The Feds are on the move, raising interest rates twice in 3 months (after an 8-year dry spell).
The so-called “Trump Rally” is stagnant, nearing on the side of faltering.
Basically, the economy is moving. There’s underlying tension, a certain uncertainty that cannot be named.
So what’s a trader to do?
Turn to gold.
Gold is known as a safety asset, as it is negatively correlated to the movement of the market and the movement of the dollar. So as the Feds raise interest rates (and the dollar weakens) and the market (maybe? finally?) experiences a down move, gold should increase in value.
There’s a lot to be uncertain about.
The developments of the Trump presidency, and the inability to pass a healthcare bill is leaving many citizens concerned about the future of the nation.

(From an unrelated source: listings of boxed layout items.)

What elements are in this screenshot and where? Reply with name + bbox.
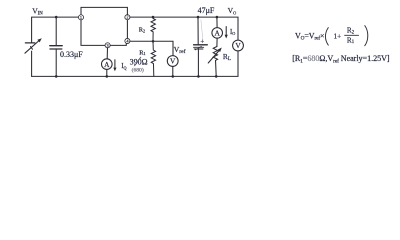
formula Vo=Vref x (1+R2/R1): [295, 31, 324, 41]
label R2: [139, 26, 145, 33]
label IQ: [121, 63, 126, 70]
arrowhead Io: [225, 35, 228, 39]
strike slash over 390: [135, 57, 141, 66]
svg-text:VO=Vref×: VO=Vref×: [295, 31, 324, 41]
wire 47uF bottom lead: [197, 49, 199, 77]
IC box regulator: [81, 7, 127, 45]
svg-text:1: 1: [80, 15, 82, 20]
voltmeter V (Vo): [233, 40, 244, 51]
wire 47uF top lead: [197, 17, 199, 45]
svg-text:A: A: [215, 29, 221, 38]
formula R1 denominator: [347, 36, 355, 45]
svg-text:[R1=680Ω,Vref Nearly=1.25V]: [R1=680Ω,Vref Nearly=1.25V]: [292, 54, 390, 64]
ammeter A (Io): [212, 28, 223, 39]
label R1: [139, 49, 145, 56]
node dot Io branch: [216, 16, 219, 19]
wire RL bottom lead: [215, 62, 218, 76]
wire Io branch top: [216, 17, 218, 28]
label 0.33uF: [60, 50, 83, 59]
pin 4: [125, 38, 130, 43]
current arrow IQ: [114, 60, 116, 69]
resistor RL (variable): [213, 47, 217, 63]
svg-text:47μF: 47μF: [198, 6, 215, 15]
wire pin 3 to ammeter IQ: [106, 48, 108, 59]
svg-text:Vref: Vref: [174, 45, 186, 55]
svg-text:V: V: [235, 41, 241, 50]
label VIN: [32, 6, 43, 16]
svg-text:VO: VO: [228, 6, 237, 15]
wire ammeter Io to RL: [216, 38, 218, 46]
value 390ohm (struck): [130, 58, 148, 67]
capacitor 47uF hatch slash: [195, 46, 201, 50]
formula R2 numerator: [347, 27, 355, 36]
svg-text:R2: R2: [139, 26, 145, 33]
node dot input cap top: [55, 16, 58, 19]
plus sign 47uF: [201, 40, 204, 43]
svg-text:A: A: [104, 60, 110, 69]
svg-text:1+: 1+: [334, 32, 342, 40]
node dot IQ bottom: [106, 75, 109, 78]
svg-text:(680): (680): [132, 66, 144, 73]
svg-text:V: V: [170, 57, 176, 66]
node dot R1 top: [152, 40, 155, 43]
variable source tick: [31, 47, 33, 50]
pencil crease line: [201, 20, 203, 40]
pin 3: [105, 43, 110, 48]
value correction (680): [132, 66, 144, 73]
node dot 47uF bottom: [197, 75, 200, 78]
svg-text:RL: RL: [223, 52, 231, 62]
label Vo: [228, 6, 237, 15]
wire 0.33uF bottom lead: [55, 49, 57, 76]
capacitor 0.33uF plates: [50, 46, 62, 49]
label RL: [223, 52, 231, 62]
wire 0.33uF top lead: [55, 17, 57, 46]
node dot Vref bottom: [172, 75, 175, 78]
svg-text:R1: R1: [139, 49, 145, 56]
wire ammeter IQ to bottom rail: [106, 69, 108, 76]
wire top rail right (pin 2 to Vo corner): [130, 17, 238, 40]
svg-text:2: 2: [126, 15, 128, 20]
current arrow Io: [225, 27, 227, 36]
label Io: [230, 29, 235, 36]
label Vref: [174, 45, 186, 55]
node dot RL bottom: [215, 75, 218, 78]
variable source plate: [25, 42, 34, 44]
resistor R2: [151, 17, 155, 41]
wire voltmeter Vref to bottom rail: [172, 66, 174, 76]
ammeter A (IQ): [102, 59, 113, 70]
wire VIN source lower lead: [31, 51, 33, 76]
svg-text:390Ω: 390Ω: [130, 58, 148, 67]
formula 1+: [334, 32, 342, 40]
resistor R1: [151, 41, 155, 76]
variable source arrow: [25, 41, 39, 53]
svg-text:R1: R1: [347, 36, 355, 45]
svg-text:3: 3: [107, 43, 109, 48]
capacitor 47uF top plate: [194, 44, 208, 46]
formula fraction bar: [345, 34, 359, 36]
svg-text:VIN: VIN: [32, 6, 43, 16]
variable source arrowhead: [37, 38, 41, 42]
pin 2: [125, 15, 130, 20]
note R1=680ohm Vref nearly 1.25V: [292, 54, 390, 64]
wire top rail left (VIN corner to pin 1): [32, 17, 79, 43]
RL arrow: [208, 51, 219, 63]
wire bottom rail: [32, 51, 238, 76]
label 47uF: [198, 6, 215, 15]
wire ADJ (pin 4 to Vref corner): [130, 41, 173, 55]
RL arrowhead: [218, 48, 222, 53]
voltmeter V (Vref): [167, 56, 178, 67]
node dot 0.33uF bottom: [55, 75, 58, 78]
arrowhead IQ: [113, 68, 116, 72]
pin 1: [78, 15, 83, 20]
capacitor 47uF bottom plate (hatched): [194, 47, 204, 49]
node dot 47uF top: [197, 16, 200, 19]
svg-text:IQ: IQ: [121, 63, 126, 70]
svg-text:IO: IO: [230, 29, 235, 36]
node dot R2 top: [152, 16, 155, 19]
svg-text:R2: R2: [347, 27, 355, 36]
formula open paren: [325, 28, 328, 45]
svg-text:0.33μF: 0.33μF: [60, 50, 83, 59]
formula close paren: [365, 26, 368, 46]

Also, the many promises made, in the face of the failure of the Trumpcare Act, seem a bit less promising. Perhaps lower corporate tax rates, amongst other things, are a bit farther in the future than investors previously thought.
If the economy continues to lose steam, gold presents an incredible opportunity for traders.
If we want to get really technical, we can trade volatility in gold. Volatility is also inversely related to the market.
So, up moves in gold are coupled with up moves in volatility. Market goes down, vol goes up, and so does gold!
Gold trades at an inverse skew, which means that the calls trades for a higher price than an equal delta put (and is also farther away).
So what does this all mean?
When GLD increases in vol, that presents the perfect opportunity to place a short premium trade. However, skew should be taken into account depending on the type of trade (strangle, iron condor, etc.)
Disclaimer: These views are not investment advice, and should not be interpreted as such. These views are my own, and do not represent my employer. Trading has risk. Big risk. Make sure that you can balance your risk/reward, and trade small, and trade often.